Remind me to tell you about the dream where im a fighting a super hero whose only weakness is sunkist.
so it turns out, not only do the doormen judge the girls I bring home, but they rate them.
The dog threw up again, this time IN the toilet. I've taught him well.
When sleeping with someone new: should you hide the magnum condoms, or let him know what he has to live up to?

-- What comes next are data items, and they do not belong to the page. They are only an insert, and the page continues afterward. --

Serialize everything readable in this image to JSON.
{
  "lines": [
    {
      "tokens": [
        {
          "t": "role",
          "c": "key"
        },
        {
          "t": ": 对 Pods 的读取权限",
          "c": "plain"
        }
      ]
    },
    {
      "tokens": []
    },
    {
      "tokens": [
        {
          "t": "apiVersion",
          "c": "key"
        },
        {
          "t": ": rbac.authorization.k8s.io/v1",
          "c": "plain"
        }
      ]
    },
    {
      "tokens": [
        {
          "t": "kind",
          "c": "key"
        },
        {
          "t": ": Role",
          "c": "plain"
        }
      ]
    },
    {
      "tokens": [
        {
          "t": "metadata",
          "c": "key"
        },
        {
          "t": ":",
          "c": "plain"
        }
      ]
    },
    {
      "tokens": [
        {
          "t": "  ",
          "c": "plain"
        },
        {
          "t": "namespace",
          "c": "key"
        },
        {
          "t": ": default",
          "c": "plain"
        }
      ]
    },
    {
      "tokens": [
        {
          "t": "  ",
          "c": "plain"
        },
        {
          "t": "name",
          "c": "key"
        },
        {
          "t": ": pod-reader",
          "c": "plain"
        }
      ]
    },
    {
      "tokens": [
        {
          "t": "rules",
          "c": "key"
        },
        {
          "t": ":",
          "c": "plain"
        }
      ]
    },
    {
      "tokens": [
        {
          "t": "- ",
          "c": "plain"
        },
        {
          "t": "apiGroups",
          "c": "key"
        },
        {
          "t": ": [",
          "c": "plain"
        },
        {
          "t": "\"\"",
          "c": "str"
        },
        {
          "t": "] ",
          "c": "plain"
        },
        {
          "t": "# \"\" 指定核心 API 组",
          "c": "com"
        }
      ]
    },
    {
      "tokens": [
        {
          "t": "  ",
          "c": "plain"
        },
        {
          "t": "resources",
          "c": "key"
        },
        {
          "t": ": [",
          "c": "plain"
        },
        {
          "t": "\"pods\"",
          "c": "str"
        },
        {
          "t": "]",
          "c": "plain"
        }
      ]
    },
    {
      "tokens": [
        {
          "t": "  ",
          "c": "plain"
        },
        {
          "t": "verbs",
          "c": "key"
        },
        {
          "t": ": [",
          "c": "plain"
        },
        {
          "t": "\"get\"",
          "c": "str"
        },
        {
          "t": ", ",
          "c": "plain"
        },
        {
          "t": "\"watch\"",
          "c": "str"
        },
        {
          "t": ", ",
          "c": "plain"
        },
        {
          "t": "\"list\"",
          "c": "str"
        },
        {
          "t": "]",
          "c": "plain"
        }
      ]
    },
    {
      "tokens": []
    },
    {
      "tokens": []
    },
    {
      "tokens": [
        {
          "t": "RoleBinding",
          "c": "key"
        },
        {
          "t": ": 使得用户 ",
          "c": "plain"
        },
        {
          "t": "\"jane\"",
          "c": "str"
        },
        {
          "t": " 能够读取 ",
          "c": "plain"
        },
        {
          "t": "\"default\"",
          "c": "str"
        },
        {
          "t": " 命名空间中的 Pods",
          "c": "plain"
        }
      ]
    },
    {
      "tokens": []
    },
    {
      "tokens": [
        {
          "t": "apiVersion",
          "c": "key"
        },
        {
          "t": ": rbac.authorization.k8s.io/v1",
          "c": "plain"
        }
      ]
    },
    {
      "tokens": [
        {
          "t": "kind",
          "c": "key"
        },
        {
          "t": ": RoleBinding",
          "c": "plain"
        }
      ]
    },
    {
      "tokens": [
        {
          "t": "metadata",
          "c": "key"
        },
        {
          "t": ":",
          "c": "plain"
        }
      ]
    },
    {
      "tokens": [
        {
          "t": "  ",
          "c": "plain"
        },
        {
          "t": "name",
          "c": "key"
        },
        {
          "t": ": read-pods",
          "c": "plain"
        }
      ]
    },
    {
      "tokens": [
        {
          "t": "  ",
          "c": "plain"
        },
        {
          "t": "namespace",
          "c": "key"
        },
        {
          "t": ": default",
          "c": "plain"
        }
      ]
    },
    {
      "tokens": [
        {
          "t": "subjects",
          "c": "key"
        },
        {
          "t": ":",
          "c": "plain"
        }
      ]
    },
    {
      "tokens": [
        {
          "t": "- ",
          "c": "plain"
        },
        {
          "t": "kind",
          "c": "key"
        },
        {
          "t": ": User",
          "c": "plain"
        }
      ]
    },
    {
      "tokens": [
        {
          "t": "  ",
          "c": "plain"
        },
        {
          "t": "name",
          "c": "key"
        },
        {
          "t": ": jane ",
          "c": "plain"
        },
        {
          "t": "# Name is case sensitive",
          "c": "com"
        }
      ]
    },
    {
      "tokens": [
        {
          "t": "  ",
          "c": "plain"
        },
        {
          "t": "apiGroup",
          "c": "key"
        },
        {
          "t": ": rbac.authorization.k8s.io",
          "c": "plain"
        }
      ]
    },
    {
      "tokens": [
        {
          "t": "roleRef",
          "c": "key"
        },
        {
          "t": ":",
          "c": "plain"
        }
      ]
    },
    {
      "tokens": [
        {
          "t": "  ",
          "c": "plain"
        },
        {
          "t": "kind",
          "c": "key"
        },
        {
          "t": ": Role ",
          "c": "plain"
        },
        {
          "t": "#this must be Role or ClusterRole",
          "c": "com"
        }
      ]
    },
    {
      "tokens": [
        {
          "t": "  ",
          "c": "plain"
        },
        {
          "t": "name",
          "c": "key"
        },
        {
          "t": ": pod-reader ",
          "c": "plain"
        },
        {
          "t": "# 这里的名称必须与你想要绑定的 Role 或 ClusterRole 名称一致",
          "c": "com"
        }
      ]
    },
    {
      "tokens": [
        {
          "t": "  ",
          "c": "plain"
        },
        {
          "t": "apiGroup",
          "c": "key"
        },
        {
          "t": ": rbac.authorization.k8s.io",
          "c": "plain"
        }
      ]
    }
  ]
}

Puked in my laptop case in the middle of my nutrition class.
the water pistols in the freezer are full of voddka.
Wearing scrubs to buy plan b so I look like I have my life together.
I'm like five sips away from making a Craigslist post for true love and mustaches. My family is going to disown me tonight.
Wake up. We're going shopping for booze and samurai swords.
I think your high point was when the quesadilla was in your mouth and you were screaming "I can't chew!" and the Taco Bell guy just kinda stared at you like he wanted to strangle.
I just woke and boke and made apple pancakes. I'm kicking Monday in the dick.
Worst case scenario- he paid me for sex with meatloaf. There are worse thing, right? I mean at least is was good meatloaf.
I have a hickey in my new work ID photo.....
It's 7am. I'm making pizza & watching the Matrix. I will not be bothered.
To answer your next question, yes, I'm drunk.
I woke up beside him and almost cried. Then I realized you were on the other side so I knew I hadn't made any bad decisions.